Dive Brief:
- A study published in JAMA found no evidence that improvements in readmission rates linked with the CMS' Hospital Readmissions Reduction Program were associated with increases in in-hospital or post-discharge mortality rates among Medicare beneficiaries.
- Researchers looked at mortality rates among Medicare beneficiaries hospitalized for three conditions — acute myocardial infarction, heart-failure or pneumonia — and sought to evaluate the effects of HRRP, implemented in 2012 with the goal of reducing early readmissions following hospitalization for those common conditions
- Between 2006 and 2014, in-hospital mortality decreased from 10.4% to 9.7% for acute myocardial infarction, from 4.3% to 3.5% for heart failure and from 5.3% to 4% for pneumonia. During the same period, 30-day post-discharge mortality decreased from 7.4% to 7.0% for acute myocardial infarction, but increased from 7.4% to 9.2% for heart failure and from 7.6% to 8.6% for pneumonia. The study concludes those increases were not associated with HRRP.
Dive Insight:
For many hospitals, HRRP is a reliable mechanism for driving down high costs associated with readmissions. A report published by the New England Journal of Medicine in 2011 found that roughly one-fifth of Medicare beneficiaries discharged from a hospital were re-hospitalized within 30 days, costing the government an estimated $17.4 billion annually.

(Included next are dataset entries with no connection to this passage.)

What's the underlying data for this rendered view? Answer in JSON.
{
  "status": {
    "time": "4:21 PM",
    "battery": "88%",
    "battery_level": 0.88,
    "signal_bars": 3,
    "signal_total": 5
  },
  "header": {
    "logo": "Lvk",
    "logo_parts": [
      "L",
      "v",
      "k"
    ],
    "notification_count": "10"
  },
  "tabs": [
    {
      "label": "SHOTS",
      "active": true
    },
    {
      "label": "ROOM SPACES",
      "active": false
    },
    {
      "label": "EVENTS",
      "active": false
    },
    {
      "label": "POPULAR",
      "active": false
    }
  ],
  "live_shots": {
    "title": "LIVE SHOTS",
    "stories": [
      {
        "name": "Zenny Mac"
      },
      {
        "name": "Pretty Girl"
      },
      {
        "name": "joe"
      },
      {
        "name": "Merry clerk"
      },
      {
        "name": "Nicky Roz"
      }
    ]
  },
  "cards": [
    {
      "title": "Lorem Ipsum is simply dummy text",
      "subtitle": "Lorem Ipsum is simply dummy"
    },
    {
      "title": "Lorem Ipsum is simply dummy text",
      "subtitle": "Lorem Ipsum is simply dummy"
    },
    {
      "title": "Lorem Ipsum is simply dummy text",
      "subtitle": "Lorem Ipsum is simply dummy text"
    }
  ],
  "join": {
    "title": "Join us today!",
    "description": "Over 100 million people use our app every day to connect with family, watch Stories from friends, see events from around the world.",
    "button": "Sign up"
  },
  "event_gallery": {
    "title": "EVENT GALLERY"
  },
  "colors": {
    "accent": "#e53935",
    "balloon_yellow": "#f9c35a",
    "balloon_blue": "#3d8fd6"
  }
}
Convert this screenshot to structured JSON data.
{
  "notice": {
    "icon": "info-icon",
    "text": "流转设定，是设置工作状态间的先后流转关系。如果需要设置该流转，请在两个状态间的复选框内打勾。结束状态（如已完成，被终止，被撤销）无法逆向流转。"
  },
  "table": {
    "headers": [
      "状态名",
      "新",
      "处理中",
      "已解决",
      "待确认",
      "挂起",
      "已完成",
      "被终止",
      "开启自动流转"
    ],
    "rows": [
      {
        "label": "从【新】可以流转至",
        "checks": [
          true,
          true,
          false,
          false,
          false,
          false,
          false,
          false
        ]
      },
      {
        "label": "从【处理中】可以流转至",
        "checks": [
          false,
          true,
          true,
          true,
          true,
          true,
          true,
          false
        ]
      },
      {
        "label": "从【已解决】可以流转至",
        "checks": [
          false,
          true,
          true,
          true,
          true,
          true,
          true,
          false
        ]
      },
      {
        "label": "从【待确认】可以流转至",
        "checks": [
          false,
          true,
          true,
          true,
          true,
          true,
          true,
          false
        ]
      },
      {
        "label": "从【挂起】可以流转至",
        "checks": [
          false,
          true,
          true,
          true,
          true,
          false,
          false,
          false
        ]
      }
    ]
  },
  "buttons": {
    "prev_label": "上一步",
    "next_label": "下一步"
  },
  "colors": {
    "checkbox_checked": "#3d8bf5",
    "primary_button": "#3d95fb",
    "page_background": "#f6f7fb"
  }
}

HRRP sought to curb those costs and improve care by implementing financial penalties for hospitals that have higher rates of 30-day readmission than the national average. The program resulted in what the authors of this JAMA paper called a "substantial reduction" in admissions: One 2015 study found readmission rates for the program's targeted conditions declined from 21.5% to 17.8%.
MedPAC, the congressional agency tasked with analyzing Medicare and the healthcare delivery system, recently reaffirmed what it considers the ultimate success of HRRP, but stated that it believes hospital mortality may have decreased for all conditions after the the program's implementation.
Safety net hospitals that treat a disproportionately high number of socioeconomically-disadvantaged patients, however, feel the program has been unfair to them, as those patients are more likely to suffer from post-discharge complications and be readmitted.
CMS has acknowledged how HRRP negatively impacts safety-net hospitals and, as part of the FY 2018 Inpatient Prospective Payment Systems rule, now judges hospitals on HRRP performance in comparison with other hospitals with similar populations. As a result, safety net hospitals will see a drop in readmission penalties of about 25% on average for fiscal year 2019, with some penalties being cut by half or more.
A separate HRRP study conducted by the University of Chicago and published this month in PLOS ONE found that readmission rates for patients with six conditions (including the three conditions analyzed in the JAMA study) were higher among for-profit hospitals when compared to readmission rates at nonprofit and government hospitals.